Как зовет меня к себе Юрка! Но ведь это – изменить Коле!
Я НЕ ИЗМЕНЯЛА ему, – никогда. Отдать сердце Юрке – изменить ему…
Надо написать для радио о Хамармере, обещала им же об отце, но об отце писать не буду. Если не написать о нем всего, и о себе тоже – значит, соврать, а врать о Ленинграде я не хочу. Юрка правильно чувствует, что работать я могу только в Ленинграде; я написала им о концерте Шостаковича, по-моему, хорошо вышло. Жаль, если он не напишет ничего для Ленинграда, если ему не понравится «Февр. дневник», который я дала ему прочитать. У меня приняли книжку, приняли в «Кр. новь» «Февр. дневник», он вообще пользуется здесь огромным успехом вплоть до Ц. К. У меня сейчас хорошее имя. Зачем портить его ложью?
О Хамармере напишу во весь голос и не дам портить. Видимо, на этом мои отношения с радио кончатся. Ну, попробую написать о нем, потом выпьем с Мусей и буду писать стихи.
Скорей бы в Ленинград! Только как вот Муська моя! Как страшно с нею разлучаться! Э-хх, жизнь!
2/IV-42
Дни бегут неудержимо. Я, так сказать, не сделала в Москве ничего существенного. Полагаю, что этим не стоит удручаться, – все это было нужно только ради суеты. Правда, надо еще сделать попытку напечататься в «Правде». Но кое-что печатать не хочется, «Февр. дневник» не напечатают, а новое – не пишется. Вот даже Хамармера никак написать не могу, а о Ленинграде – и подавно невозможно. После смерти Коли ложь стала совершенно для меня непереносимой.

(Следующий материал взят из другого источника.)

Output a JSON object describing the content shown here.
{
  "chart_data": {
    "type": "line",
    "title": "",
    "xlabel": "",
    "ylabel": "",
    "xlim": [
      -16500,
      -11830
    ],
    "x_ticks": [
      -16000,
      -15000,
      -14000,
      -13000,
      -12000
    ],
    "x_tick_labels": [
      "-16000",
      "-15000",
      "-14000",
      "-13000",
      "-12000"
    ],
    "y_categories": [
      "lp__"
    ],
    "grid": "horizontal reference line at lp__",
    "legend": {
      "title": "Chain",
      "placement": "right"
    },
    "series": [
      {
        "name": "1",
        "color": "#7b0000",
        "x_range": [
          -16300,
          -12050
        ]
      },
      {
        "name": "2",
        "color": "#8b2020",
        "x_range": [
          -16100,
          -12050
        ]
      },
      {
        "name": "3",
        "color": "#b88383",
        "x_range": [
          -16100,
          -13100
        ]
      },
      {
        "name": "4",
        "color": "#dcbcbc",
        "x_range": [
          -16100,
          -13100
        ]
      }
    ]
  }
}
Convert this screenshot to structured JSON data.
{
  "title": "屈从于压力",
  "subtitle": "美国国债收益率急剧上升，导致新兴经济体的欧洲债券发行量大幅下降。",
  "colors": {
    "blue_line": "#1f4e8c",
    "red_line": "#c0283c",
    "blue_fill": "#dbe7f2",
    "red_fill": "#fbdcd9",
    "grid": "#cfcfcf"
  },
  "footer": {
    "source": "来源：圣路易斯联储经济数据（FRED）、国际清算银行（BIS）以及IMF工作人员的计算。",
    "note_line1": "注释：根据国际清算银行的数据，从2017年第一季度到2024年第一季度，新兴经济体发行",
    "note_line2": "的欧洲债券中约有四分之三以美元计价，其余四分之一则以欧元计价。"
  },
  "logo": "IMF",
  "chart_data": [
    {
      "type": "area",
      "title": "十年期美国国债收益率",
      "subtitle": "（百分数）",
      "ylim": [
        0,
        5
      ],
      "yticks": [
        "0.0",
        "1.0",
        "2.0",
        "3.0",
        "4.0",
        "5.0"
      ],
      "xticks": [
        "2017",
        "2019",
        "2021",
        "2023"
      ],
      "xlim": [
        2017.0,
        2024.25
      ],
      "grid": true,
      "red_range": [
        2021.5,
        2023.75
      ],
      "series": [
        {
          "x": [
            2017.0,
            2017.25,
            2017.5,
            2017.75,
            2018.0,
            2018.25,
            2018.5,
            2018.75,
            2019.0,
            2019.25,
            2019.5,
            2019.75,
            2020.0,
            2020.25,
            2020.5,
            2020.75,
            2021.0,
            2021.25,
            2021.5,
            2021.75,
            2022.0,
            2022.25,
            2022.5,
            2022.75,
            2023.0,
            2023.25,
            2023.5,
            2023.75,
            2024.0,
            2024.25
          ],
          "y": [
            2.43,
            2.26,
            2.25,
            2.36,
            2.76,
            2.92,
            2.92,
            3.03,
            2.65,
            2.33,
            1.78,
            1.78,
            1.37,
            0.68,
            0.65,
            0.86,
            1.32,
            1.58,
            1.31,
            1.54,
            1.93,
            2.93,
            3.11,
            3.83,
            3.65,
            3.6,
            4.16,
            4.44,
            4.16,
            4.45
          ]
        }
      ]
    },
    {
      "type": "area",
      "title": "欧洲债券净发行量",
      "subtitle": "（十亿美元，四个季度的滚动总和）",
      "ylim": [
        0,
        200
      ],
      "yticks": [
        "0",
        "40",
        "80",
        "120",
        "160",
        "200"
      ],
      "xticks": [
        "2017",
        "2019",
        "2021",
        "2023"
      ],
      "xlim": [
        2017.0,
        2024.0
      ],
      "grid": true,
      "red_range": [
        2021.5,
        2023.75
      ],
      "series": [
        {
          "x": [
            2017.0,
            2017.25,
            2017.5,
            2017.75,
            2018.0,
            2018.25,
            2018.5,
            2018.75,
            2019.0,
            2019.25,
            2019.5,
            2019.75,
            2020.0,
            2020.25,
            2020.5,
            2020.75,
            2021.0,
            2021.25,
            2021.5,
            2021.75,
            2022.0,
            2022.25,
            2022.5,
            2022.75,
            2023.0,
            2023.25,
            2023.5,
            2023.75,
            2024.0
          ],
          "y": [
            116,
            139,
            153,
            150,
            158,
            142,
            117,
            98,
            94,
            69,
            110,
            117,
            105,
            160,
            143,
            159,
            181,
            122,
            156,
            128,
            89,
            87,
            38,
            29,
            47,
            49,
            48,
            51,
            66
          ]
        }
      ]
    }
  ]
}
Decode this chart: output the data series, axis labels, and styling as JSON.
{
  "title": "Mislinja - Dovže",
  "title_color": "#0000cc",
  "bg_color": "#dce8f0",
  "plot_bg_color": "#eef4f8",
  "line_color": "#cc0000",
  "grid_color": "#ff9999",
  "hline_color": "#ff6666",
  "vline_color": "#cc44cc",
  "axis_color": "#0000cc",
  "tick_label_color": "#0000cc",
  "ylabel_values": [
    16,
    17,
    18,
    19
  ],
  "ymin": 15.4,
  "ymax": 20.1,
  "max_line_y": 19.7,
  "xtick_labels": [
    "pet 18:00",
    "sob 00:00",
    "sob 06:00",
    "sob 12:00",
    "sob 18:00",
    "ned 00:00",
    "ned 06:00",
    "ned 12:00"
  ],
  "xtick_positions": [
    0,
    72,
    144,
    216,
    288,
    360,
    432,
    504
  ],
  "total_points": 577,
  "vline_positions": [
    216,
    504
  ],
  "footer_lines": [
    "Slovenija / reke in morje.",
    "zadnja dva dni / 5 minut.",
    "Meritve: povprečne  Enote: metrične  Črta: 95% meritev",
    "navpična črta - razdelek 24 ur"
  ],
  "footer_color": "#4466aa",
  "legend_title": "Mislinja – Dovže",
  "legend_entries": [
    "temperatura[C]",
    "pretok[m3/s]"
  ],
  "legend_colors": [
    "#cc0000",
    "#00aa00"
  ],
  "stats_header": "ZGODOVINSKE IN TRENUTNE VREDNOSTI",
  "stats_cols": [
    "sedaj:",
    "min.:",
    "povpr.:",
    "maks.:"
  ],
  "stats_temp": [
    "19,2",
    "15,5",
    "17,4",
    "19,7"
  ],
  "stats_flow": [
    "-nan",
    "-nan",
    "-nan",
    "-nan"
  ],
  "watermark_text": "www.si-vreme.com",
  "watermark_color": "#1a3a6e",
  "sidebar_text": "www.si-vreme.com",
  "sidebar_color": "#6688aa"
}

Я, вообще, могу сейчас писать только о себе и только в связи с его смертью, даже не упоминая его. Эгоцентризм горя, видимо. Да, я очень мало «преуспела» в Москве. Ничего! Не в этом дело. Зато я не «затруднялась», как говорил Колька. Да. Нет смысла затрудняться, – и так паршиво жить, зачем создавать себе дополнительные тяготы в виде тщеславия и т. д.
3/IV-42
До удивления обкидало какой-то пакостью все лицо и даже грудь, – никогда ничего подобного не было. Наверное, перехватила витаминов – и вот, диатез… А впрочем, – неважно.